«O povo é o poder legislativo; o exercito é o poder executivo. O povo é a vontade; o exercito é a acção. O povo é a soberania; o exercito é a força. O exercito não é uma guarda de suissos; o exercito não é uma casta. O exercito é a nação armada e é a democracia armada».

A linguagem da Vedeta não era menos arrojada e expressiva. A irritação na classe militar augmentava de dia para dia, e porque o governo de Hintze Ribeiro, sempre cuidadoso de rodear o throno do maior numero de garantias, entrara a valer no caminho das repressões, transferindo officiaes e mandando para o serviço do cordão sanitario, que então guarnecia a fronteira, certos contingentes de corpos suspeitos de rebeldia. Por outro lado, em agosto, o mesmo governo apresentava ao parlamento o tratado com a Inglaterra e esse novo acto de vergonhosa submissão ante a fiel alliada, longe de acalmar os espiritos, aguçara extraordinariamente as ideias revolucionarias.

A medida ia a trasbordar... N'uma noite d'aquelle mez, um grupo de segundos sargentos e cabos de infantaria e caçadores, sem que a sua démarche correspondesse a qualquer trabalho previo de alliciação, apresentou-se na redacção da Republica Portugueza e um d'elles, Annibal Cunha, formulou o plano da rebellião. Tratava-se de fazer sahir infantaria 18, para o que diziam contar com o apoio de grande numero dos seus camaradas, depositando antecipadamente na alameda da Lapa, proxima do quartel, uma certa quantidade de espingardas[{62}] de velho typo, existentes na arrecadação do regimento. As espingardas serviriam para armar os cidadãos que fosse possivel ligar á aventura.

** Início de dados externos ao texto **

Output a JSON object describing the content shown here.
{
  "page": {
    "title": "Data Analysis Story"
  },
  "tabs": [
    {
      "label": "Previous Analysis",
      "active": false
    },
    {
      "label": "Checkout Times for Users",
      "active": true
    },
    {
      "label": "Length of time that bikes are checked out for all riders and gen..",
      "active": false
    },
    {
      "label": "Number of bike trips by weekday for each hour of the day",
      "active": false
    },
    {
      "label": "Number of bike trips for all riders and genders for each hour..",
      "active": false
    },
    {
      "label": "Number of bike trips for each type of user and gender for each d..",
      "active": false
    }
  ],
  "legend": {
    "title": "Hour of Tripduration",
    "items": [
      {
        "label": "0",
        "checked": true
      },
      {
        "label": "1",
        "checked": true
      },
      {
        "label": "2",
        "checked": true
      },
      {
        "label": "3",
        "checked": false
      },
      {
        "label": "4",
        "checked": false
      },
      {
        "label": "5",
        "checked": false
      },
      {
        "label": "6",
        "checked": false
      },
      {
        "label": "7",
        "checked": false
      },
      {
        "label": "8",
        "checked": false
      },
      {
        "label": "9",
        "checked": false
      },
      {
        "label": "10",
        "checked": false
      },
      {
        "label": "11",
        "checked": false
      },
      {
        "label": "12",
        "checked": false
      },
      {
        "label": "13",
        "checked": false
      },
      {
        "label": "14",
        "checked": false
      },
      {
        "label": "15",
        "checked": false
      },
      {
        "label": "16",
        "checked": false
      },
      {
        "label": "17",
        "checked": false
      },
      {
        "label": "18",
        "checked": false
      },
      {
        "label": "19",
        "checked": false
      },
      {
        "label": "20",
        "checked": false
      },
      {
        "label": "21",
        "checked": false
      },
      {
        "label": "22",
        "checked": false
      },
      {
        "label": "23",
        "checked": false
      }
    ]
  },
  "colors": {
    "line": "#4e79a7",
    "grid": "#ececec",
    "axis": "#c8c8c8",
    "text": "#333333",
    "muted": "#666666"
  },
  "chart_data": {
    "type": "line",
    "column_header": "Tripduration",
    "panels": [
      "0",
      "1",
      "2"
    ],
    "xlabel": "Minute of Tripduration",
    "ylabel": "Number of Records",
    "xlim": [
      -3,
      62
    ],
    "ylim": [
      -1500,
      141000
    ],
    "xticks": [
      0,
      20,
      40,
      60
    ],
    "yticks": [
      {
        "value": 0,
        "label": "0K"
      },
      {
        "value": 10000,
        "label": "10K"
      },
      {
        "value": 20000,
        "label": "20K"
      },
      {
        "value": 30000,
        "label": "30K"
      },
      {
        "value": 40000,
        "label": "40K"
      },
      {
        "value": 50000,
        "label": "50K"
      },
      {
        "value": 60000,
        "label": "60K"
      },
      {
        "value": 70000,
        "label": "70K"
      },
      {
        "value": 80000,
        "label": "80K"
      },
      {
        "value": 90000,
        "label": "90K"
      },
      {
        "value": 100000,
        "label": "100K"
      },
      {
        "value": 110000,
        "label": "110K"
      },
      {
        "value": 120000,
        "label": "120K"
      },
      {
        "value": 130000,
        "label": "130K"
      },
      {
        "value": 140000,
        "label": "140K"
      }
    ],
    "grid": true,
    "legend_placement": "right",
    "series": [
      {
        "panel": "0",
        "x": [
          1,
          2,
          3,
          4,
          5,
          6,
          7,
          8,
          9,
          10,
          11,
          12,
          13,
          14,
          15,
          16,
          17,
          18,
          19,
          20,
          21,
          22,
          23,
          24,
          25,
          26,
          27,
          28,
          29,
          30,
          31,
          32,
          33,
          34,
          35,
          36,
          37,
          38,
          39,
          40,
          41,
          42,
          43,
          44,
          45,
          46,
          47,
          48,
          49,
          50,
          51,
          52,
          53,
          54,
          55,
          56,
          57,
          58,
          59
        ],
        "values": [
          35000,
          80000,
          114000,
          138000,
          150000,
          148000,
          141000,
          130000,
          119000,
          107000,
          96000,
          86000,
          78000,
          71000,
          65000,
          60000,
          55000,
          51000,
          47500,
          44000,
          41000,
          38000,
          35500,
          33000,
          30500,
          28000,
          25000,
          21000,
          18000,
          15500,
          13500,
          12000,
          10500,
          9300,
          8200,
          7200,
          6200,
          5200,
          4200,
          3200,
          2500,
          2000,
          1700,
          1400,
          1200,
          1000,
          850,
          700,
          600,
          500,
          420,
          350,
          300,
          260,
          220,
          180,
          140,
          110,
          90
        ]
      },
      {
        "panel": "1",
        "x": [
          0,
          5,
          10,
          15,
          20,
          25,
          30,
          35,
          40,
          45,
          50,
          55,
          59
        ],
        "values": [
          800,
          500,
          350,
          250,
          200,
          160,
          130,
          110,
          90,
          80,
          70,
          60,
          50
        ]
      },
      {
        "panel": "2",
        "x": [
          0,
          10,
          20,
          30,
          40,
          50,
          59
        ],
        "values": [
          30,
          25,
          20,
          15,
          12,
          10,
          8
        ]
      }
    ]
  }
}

Exposto o plano, o grupo prometteu voltar ao jornal e voltou, com effeito, desferindo então mais largos vôos, ampliando a esphera do seu emprehendimento. Não era facil, porém, realisar na occasião qualquer tentativa e, apoz acalorada discussão, foi decidido aguardar o regresso ao Porto das tropas empregadas no cordão sanitario. Mas esse grupo, tendo iniciado o contacto directo com os homens que propagavam pela palavra e pela escripta o ideal republicano, não tardou que outros militares o imitassem e, dentro de semanas, a redacção da Republica Portugueza passou a ser frequentada por dezenas de sargentos, cabos e soldados da guarnição do Porto, todos dispostos a collaborar na obra da revolução. Quer dizer: o complot militar formava-se e avolumava-se gradualmente, espontaneamente, sem que os dirigentes da politica democratica para elle houvessem contribuido com o mais insignificante pedido de concurso.

CAPITULO IX

O dr. Alves da Veiga assume a chefia civil do movimento

Comtudo, tornava-se necessario acceitar as adhesões que irrompiam cada vez mais numerosas e inflammadas e canalisal-as, dando-lhes orientação perfeitamente definida. João Chagas e a redacção da Republica Portugueza procuraram entender-se, para tal effeito, com o dr. Alves da Veiga, que ao tempo gosava no Porto da situação d'um chefe de[{63}] partido e dividiram com elle as responsabilidades da conspiração. Até o momento, os republicanos do Porto tinham-se limitado, na espectativa dos acontecimentos, a agitar a opinião por meio da imprensa e dos clubs; o directorio do partido, presidido por Elias Garcia, procurára iniciar um movimento egualmente de caracter militar e delegára em Basilio Telles o encargo de o secundar na capital do Norte. No emtanto, como de todos os republicanos portuenses o dr. Alves da Veiga era o que dispunha de maior actividade organisadora, foi elle que desde logo assumiu a chefia civil da conspiração, continuando Basilio Telles a operar de concerto com o directorio, extranho em absoluto a esta primeira phase dos acontecimentos. E assim, em setembro de 1890, lançando mãos á obra, o illustre jurisconsulto preparou nas provincias do Norte diversos comités revolucionarios que deviam secundar, no ensejo propicio, a iniciativa do Porto.